Des choses peuvent s’exprimer dans le chaos. Cette femme hyper indépendante, hyper forte qui tient des propos sur la sexualité, qui est hyper digne… pour moi c’est vraiment un portrait féministe ultra fort, je trouve ce film magnifique, je pourrais en parler des heures … ça me fait partir dans tous les sens ! J’ai rarement eu cette sensation qu’on me parlait directement, qu’on avait fait une caméra cachée sur ma vie.  

LFB: Numéro 2 “un grand pouvoir implique de grandes responsabilité” 

M.L : Ben Parker dans la voiture. Ouais bah ça c’est mon côté un peu geekos. J’ai toujours été depuis tout petit hyper passionné par les figures de héros, de super-héros et je me demandais pourquoi car je n’avais pas ce tempérament à sauver le monde…Le premier film qui m’a vraiment retourné c’est le premier X men de Bryan Singer où il aborde la question de la mutation comme la question de l’homosexualité dans la société, il faut se cacher pour ne pas se faire cracher dessus.
C’est marrant les X-Men, tu as un pouvoir hors norme mais tout le monde le trouve dégoûtant et tous les super héros ont ce point commun là, d’être des freaks comme dirait le Joker, des bêtes de foires, des gens monstrueux : c’est ça qui m’attire le plus là-dedans. Le premier spider man qui me rendait fou, ce gars binoclard bien sous tout rapport qui se fait piquer par une araignée dégueulasse et devient un mec avec des pouvoirs trop forts pour lui …et ça l’abime autant que ça va sauver des gens. J’aime bien ce dilemme. 

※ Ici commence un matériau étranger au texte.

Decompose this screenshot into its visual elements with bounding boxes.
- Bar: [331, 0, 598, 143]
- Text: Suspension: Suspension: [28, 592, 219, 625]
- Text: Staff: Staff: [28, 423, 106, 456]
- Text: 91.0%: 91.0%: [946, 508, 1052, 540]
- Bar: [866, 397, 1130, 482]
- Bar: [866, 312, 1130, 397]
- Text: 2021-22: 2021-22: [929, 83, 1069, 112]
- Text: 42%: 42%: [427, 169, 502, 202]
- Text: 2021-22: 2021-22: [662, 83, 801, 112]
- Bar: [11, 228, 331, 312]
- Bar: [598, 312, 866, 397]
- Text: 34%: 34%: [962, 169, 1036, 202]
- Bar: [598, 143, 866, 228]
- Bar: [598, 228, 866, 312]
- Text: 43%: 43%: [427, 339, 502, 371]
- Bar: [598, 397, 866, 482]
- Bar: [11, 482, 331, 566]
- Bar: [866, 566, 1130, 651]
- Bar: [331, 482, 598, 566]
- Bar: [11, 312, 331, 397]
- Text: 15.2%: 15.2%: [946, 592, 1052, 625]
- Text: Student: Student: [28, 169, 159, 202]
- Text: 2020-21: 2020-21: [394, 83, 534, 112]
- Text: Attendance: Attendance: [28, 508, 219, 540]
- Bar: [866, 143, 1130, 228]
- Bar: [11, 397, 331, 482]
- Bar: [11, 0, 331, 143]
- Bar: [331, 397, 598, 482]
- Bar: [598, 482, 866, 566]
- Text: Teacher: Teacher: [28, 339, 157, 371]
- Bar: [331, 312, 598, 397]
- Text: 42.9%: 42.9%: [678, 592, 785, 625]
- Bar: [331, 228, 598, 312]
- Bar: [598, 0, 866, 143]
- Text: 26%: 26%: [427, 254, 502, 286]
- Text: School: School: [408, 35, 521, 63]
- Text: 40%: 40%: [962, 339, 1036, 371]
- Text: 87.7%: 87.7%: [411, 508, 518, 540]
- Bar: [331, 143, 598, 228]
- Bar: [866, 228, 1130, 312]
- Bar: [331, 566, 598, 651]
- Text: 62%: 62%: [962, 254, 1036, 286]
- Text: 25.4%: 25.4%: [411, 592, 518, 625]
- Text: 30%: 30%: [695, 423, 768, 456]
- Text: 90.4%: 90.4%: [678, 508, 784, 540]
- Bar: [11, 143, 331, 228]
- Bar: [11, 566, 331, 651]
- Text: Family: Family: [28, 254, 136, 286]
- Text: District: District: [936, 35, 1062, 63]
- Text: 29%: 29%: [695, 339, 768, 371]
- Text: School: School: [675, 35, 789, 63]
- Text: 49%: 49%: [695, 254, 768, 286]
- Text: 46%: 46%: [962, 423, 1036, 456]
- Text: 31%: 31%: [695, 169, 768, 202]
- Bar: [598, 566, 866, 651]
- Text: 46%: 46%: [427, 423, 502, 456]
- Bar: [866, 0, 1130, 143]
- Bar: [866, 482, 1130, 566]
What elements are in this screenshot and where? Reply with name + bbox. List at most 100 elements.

LFB : Allez facile : “why so serious?” (The Dark Knight)

M L : C’est clairement, dans mes inspirations. Le personnage de Batman, le héros le plus magnifique de tous les temps parce qu’il ne choisit pas de devenir héros… Tu connais l’histoire, ses parents se font buter, le gars devient totalement sociopathe et tu te rends compte au fil des ans et des aventures qu’il est aussi fou que les gens qu’il pourchasse, il est aussi violent aussi torturé, aussi pas fait pour la société, pas fait pour ce monde . Ce qui est génial dans la trilogie Dark Knight c’est que Nolan il chope ça : en fait le moment où il porte le masque c’est le moment où il n’est pas déguisé, ce masque de monstre c’est son vrai visage, son déguisement c’est son apparence dans la vie sociale, Batman c’est un monstre qui se déguise en mec normal et pas l’inverse. Et il va sauver les gens à partir d’une douleur, Batman c’est vraiment ma  mythologie.  

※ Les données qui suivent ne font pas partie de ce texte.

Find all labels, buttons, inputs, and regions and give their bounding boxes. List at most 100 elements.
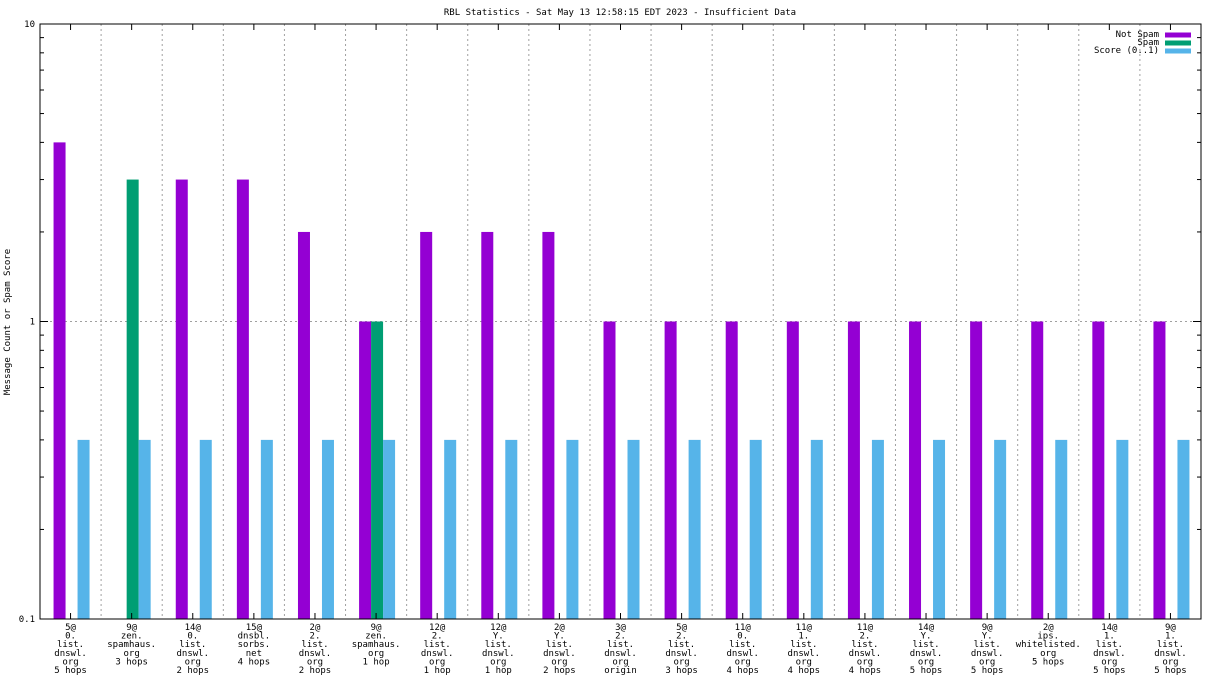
x-tick-label: 2@ Y. list. dnswl. org 2 hops (543, 623, 576, 676)
legend-label: Not Spam (1116, 30, 1159, 40)
x-tick-label-line: 11@ (735, 623, 752, 633)
bars-layer (53, 142, 1190, 619)
bar-score-0-1 (994, 439, 1007, 619)
x-tick-label-line: org (1101, 657, 1117, 667)
x-tick-label-line: 1. (798, 632, 809, 642)
y-tick-label: 0.1 (19, 615, 35, 625)
bar-score-0-1 (933, 439, 946, 619)
x-tick-label-line: Y. (982, 632, 993, 642)
x-tick-label-line: 9@ (126, 623, 137, 633)
bar-score-0-1 (871, 439, 884, 619)
bar-not-spam (664, 321, 677, 619)
x-tick-label-line: dnswl. (299, 649, 332, 659)
x-tick-label-line: org (735, 657, 751, 667)
bar-score-0-1 (383, 439, 396, 619)
x-tick-label-line: 4 hops (788, 666, 821, 676)
x-tick-label-line: 2. (310, 632, 321, 642)
x-tick-label-line: 4 hops (238, 657, 271, 667)
x-tick-label-line: 11@ (857, 623, 874, 633)
x-tick-label-line: org (429, 657, 445, 667)
x-tick-label-line: org (612, 657, 628, 667)
y-axis-label: Message Count or Spam Score (3, 249, 13, 395)
x-tick-label-line: 5@ (65, 623, 76, 633)
bar-score-0-1 (749, 439, 762, 619)
x-tick-label-line: dnswl. (482, 649, 515, 659)
x-tick-label-line: dnswl. (54, 649, 87, 659)
x-tick-label: 3@ 2. list. dnswl. org origin (604, 623, 637, 676)
bar-score-0-1 (810, 439, 823, 619)
x-tick-label-line: 2@ (1043, 623, 1054, 633)
x-tick-label-line: org (857, 657, 873, 667)
x-tick-label-line: 4 hops (726, 666, 759, 676)
bar-not-spam (786, 321, 799, 619)
legend-swatch (1165, 48, 1191, 54)
x-tick-label-line: dnswl. (726, 649, 759, 659)
x-tick-label: 14@ 1. list. dnswl. org 5 hops (1093, 623, 1126, 676)
bar-not-spam (847, 321, 860, 619)
bar-score-0-1 (505, 439, 518, 619)
legend-label: Spam (1137, 38, 1159, 48)
x-tick-label: 5@ 2. list. dnswl. org 3 hops (665, 623, 698, 676)
bar-score-0-1 (1055, 439, 1068, 619)
bar-not-spam (1092, 321, 1105, 619)
x-tick-label-line: 3@ (615, 623, 626, 633)
x-tick-label-line: 9@ (371, 623, 382, 633)
x-tick-label-line: 14@ (1101, 623, 1118, 633)
bar-not-spam (420, 231, 433, 619)
y-tick-label: 10 (24, 20, 35, 30)
x-tick-label-line: sorbs. (238, 640, 271, 650)
x-tick-label-line: 0. (65, 632, 76, 642)
x-tick-label-line: dnsbl. (238, 632, 271, 642)
x-tick-label-line: 12@ (429, 623, 446, 633)
x-tick-label-line: 1 hop (485, 666, 512, 676)
x-tick-label-line: dnswl. (849, 649, 882, 659)
x-tick-label-line: list. (546, 640, 573, 650)
x-tick-label-line: list. (790, 640, 817, 650)
bar-not-spam (236, 179, 249, 619)
x-tick-label-line: dnswl. (543, 649, 576, 659)
x-tick-label-line: spamhaus. (107, 640, 156, 650)
bar-not-spam (909, 321, 922, 619)
x-tick-label-line: list. (668, 640, 695, 650)
x-tick-label-line: 3 hops (115, 657, 148, 667)
x-tick-label-line: 1 hop (363, 657, 390, 667)
x-tick-label-line: org (307, 657, 323, 667)
x-tick-label-line: origin (604, 666, 637, 676)
x-tick-label-line: 4 hops (849, 666, 882, 676)
x-tick-label-line: 2. (615, 632, 626, 642)
bar-spam (126, 179, 139, 619)
x-tick-label-line: list. (607, 640, 634, 650)
bar-not-spam (970, 321, 983, 619)
bar-spam (371, 321, 384, 619)
x-tick-label-line: dnswl. (788, 649, 821, 659)
bar-score-0-1 (199, 439, 212, 619)
bar-not-spam (1031, 321, 1044, 619)
x-tick-label-line: 11@ (796, 623, 813, 633)
x-tick-label-line: org (1040, 649, 1056, 659)
x-tick-label-line: whitelisted. (1016, 640, 1081, 650)
chart-title: RBL Statistics - Sat May 13 12:58:15 EDT… (444, 8, 796, 18)
x-tick-label-line: dnswl. (421, 649, 454, 659)
x-tick-label-line: spamhaus. (352, 640, 401, 650)
bar-not-spam (542, 231, 555, 619)
x-tick-label-line: org (185, 657, 201, 667)
x-tick-label-line: 5 hops (1093, 666, 1126, 676)
x-tick-label-line: 12@ (490, 623, 507, 633)
bar-not-spam (297, 231, 310, 619)
bar-not-spam (53, 142, 66, 619)
bar-score-0-1 (260, 439, 273, 619)
x-tick-label-line: list. (912, 640, 939, 650)
x-tick-label-line: list. (851, 640, 878, 650)
x-tick-label-line: list. (485, 640, 512, 650)
x-tick-label: 2@ 2. list. dnswl. org 2 hops (299, 623, 332, 676)
x-tick-label-line: org (551, 657, 567, 667)
x-tick-label: 12@ Y. list. dnswl. org 1 hop (482, 623, 515, 676)
x-tick-label-line: list. (424, 640, 451, 650)
x-tick-label-line: 15@ (246, 623, 263, 633)
x-tick-label-line: org (490, 657, 506, 667)
legend-swatch (1165, 40, 1191, 46)
legend-swatch (1165, 32, 1191, 38)
x-tick-label-line: 2@ (554, 623, 565, 633)
bar-not-spam (725, 321, 738, 619)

LFB : “Ris tout le monde criera avec toi, pleure tu seras tout seul à pleurer” 

M. L : Old Boy ? 

LFB : La phrase est écrite sur le tableau dans l’appartement où il est enfermé. J’étais surpris de voir ce film dans ce clip pas  pour son côté  amour déviant ça mais par rapport à la scène qui correspond à la violence

M.L : j’avais dans les cahiers des charges de ce clip plusieurs envies : que certains films apparaissent, que certains actrices acteurs apparaissent mais aussi montrer des scènes d’amour, de colère, de violence, de libération. Oldboy remplissait tout ça. C’est un des films que j’ai digéré après coup, je l’ai vu très jeune, à un âge où je ne devais pas le voir mais je l’ai vu avec un copain amoureux de cinéma. Du coup je l’ai jamais vu comme un film d’action mais comme un film de poésie. Je me souviens que j’avais eu des émotions plus fortes que moi, notamment la scène de la baston, j’avais un espèce de truc de fascination pour la chorégraphie.Cette scène où il fracasse la terre entière avec un marteau c’est de la danse, et puis ce traveling est complètement dingue. 
Et puis un mec tout seul avec un marteau qui défonce 200 mecs à la seule force de son désespoir ça te fait dire que lorsque tu es habité par quelque chose tu peux soulever des montagnes.